Per ascendere attraverso i circoli dei pianeti fino al sole, platonicamente chiamato “prima propago” dell’eccelsa potenza del padre inconoscibile, Filologia dovrà bere la bevanda dell’immortalità che Atanasia custodisce, prima però deve vomitare “coactissima egestione con uno sgombero sforzatissimo di  tutto ciò che la riempie, ossia della erudizione umana, troppo umana. Poi quella nausea ac vomitio si  trasforma in un’abbondanza di lettere, volumi che le Arti e le Muse raccolgono. Il sapere di Filologia diventa sapienza “passa, per così dire, da potenza ad atto soltanto allorché Filologia inizia il cammino con Filosofia in supera, soltanto nel momento in cui ella desidera ardentemente l’immortalità”. (M. Cacciari, La mente inquieta , p. 38)
Dunque Filologia corre da Filosofia omni studio affectuque, e Filosofia la affida a Mercurio perché le faccia da guida e da sposo.
Scoto commenta “Nemo intrat in caelum nisi per philosophiam”.

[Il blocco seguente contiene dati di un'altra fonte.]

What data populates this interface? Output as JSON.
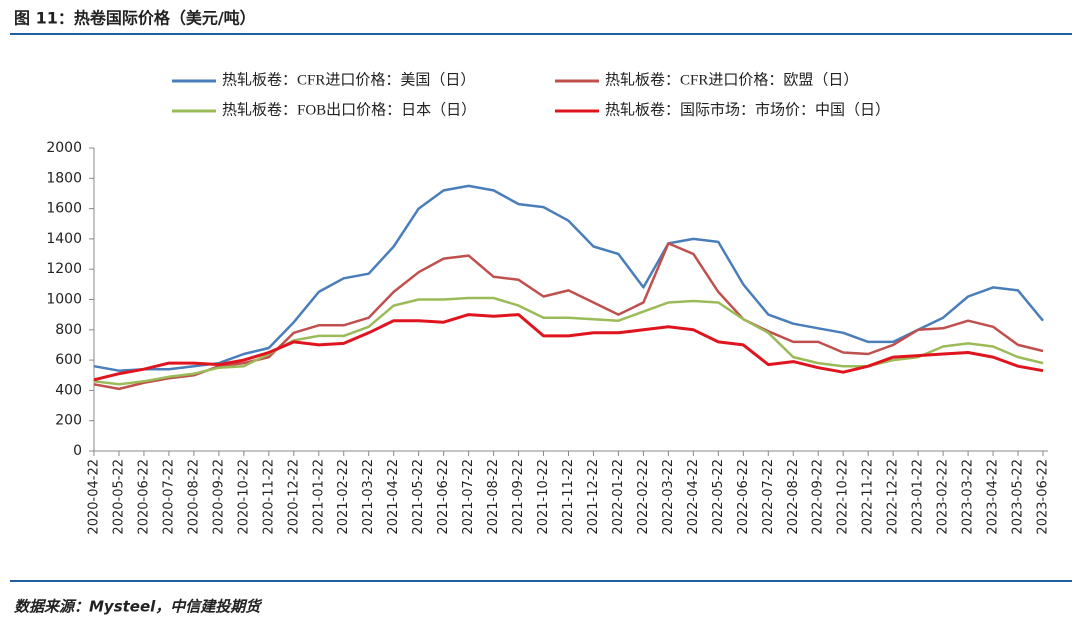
{
  "chart_data": {
    "type": "line",
    "title": "图 11：热卷国际价格（美元/吨）",
    "source": "数据来源：Mysteel，中信建投期货",
    "categories": [
      "2020-04-22",
      "2020-05-22",
      "2020-06-22",
      "2020-07-22",
      "2020-08-22",
      "2020-09-22",
      "2020-10-22",
      "2020-11-22",
      "2020-12-22",
      "2021-01-22",
      "2021-02-22",
      "2021-03-22",
      "2021-04-22",
      "2021-05-22",
      "2021-06-22",
      "2021-07-22",
      "2021-08-22",
      "2021-09-22",
      "2021-10-22",
      "2021-11-22",
      "2021-12-22",
      "2022-01-22",
      "2022-02-22",
      "2022-03-22",
      "2022-04-22",
      "2022-05-22",
      "2022-06-22",
      "2022-07-22",
      "2022-08-22",
      "2022-09-22",
      "2022-10-22",
      "2022-11-22",
      "2022-12-22",
      "2023-01-22",
      "2023-02-22",
      "2023-03-22",
      "2023-04-22",
      "2023-05-22",
      "2023-06-22"
    ],
    "series": [
      {
        "name": "热轧板卷：CFR进口价格：美国（日）",
        "color": "#4a7ebb",
        "values": [
          560,
          530,
          540,
          540,
          560,
          580,
          640,
          680,
          850,
          1050,
          1140,
          1170,
          1350,
          1600,
          1720,
          1750,
          1720,
          1630,
          1610,
          1520,
          1350,
          1300,
          1080,
          1370,
          1400,
          1380,
          1100,
          900,
          840,
          810,
          780,
          720,
          720,
          800,
          880,
          1020,
          1080,
          1060,
          860
        ]
      },
      {
        "name": "热轧板卷：CFR进口价格：欧盟（日）",
        "color": "#c0504d",
        "values": [
          440,
          410,
          450,
          480,
          500,
          560,
          580,
          620,
          780,
          830,
          830,
          880,
          1050,
          1180,
          1270,
          1290,
          1150,
          1130,
          1020,
          1060,
          980,
          900,
          980,
          1370,
          1300,
          1050,
          870,
          790,
          720,
          720,
          650,
          640,
          700,
          800,
          810,
          860,
          820,
          700,
          660
        ]
      },
      {
        "name": "热轧板卷：FOB出口价格：日本（日）",
        "color": "#9bbb59",
        "values": [
          460,
          440,
          460,
          490,
          510,
          550,
          560,
          640,
          730,
          760,
          760,
          820,
          960,
          1000,
          1000,
          1010,
          1010,
          960,
          880,
          880,
          870,
          860,
          920,
          980,
          990,
          980,
          870,
          780,
          620,
          580,
          560,
          560,
          600,
          620,
          690,
          710,
          690,
          620,
          580
        ]
      },
      {
        "name": "热轧板卷：国际市场：市场价：中国（日）",
        "color": "#e0141e",
        "values": [
          470,
          510,
          540,
          580,
          580,
          570,
          600,
          650,
          720,
          700,
          710,
          780,
          860,
          860,
          850,
          900,
          890,
          900,
          760,
          760,
          780,
          780,
          800,
          820,
          800,
          720,
          700,
          570,
          590,
          550,
          520,
          560,
          620,
          630,
          640,
          650,
          620,
          560,
          530
        ]
      }
    ],
    "ylim": [
      0,
      2000
    ],
    "yticks": [
      0,
      200,
      400,
      600,
      800,
      1000,
      1200,
      1400,
      1600,
      1800,
      2000
    ],
    "grid": false
  }
}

Filologia subisce una metamorfosi: passa dalla facies terrestre che vomita la disordinata congerie di tecniche a colei che riceve il dono delle arti dalle Muse. Mercurio interpreta le arti con una esegesi orientata verso la filosofia. Dal cumulo di saperi le arti si trasfigurano in Armonia. E Filologia terrestre diventa celeste. “Ermete, secondo appunto la propria natura,  è metaxuv tra Filologia e Filosofia, dialettizza l’ordine dei grammata con quello della philìa o eros  per la sapienza del Bene, che costituisce la timé di Donna filosofia. Il significato che Ficino e Poliziano attribuiscono a Filologia non è diverso. Filologia resterebbe cieca senza orientarsi attraverso la fatica dell’esegesi a Filosofia, senza spingersi, guidata da Ermete, verso i ‘misteri di Platone’. E un Ermete, anche se tentato da Saturno, è lo stesso Ficino, l’insuperabile ‘traduttore’”. ( M. Cacciari, La mente inquieta, p. 39).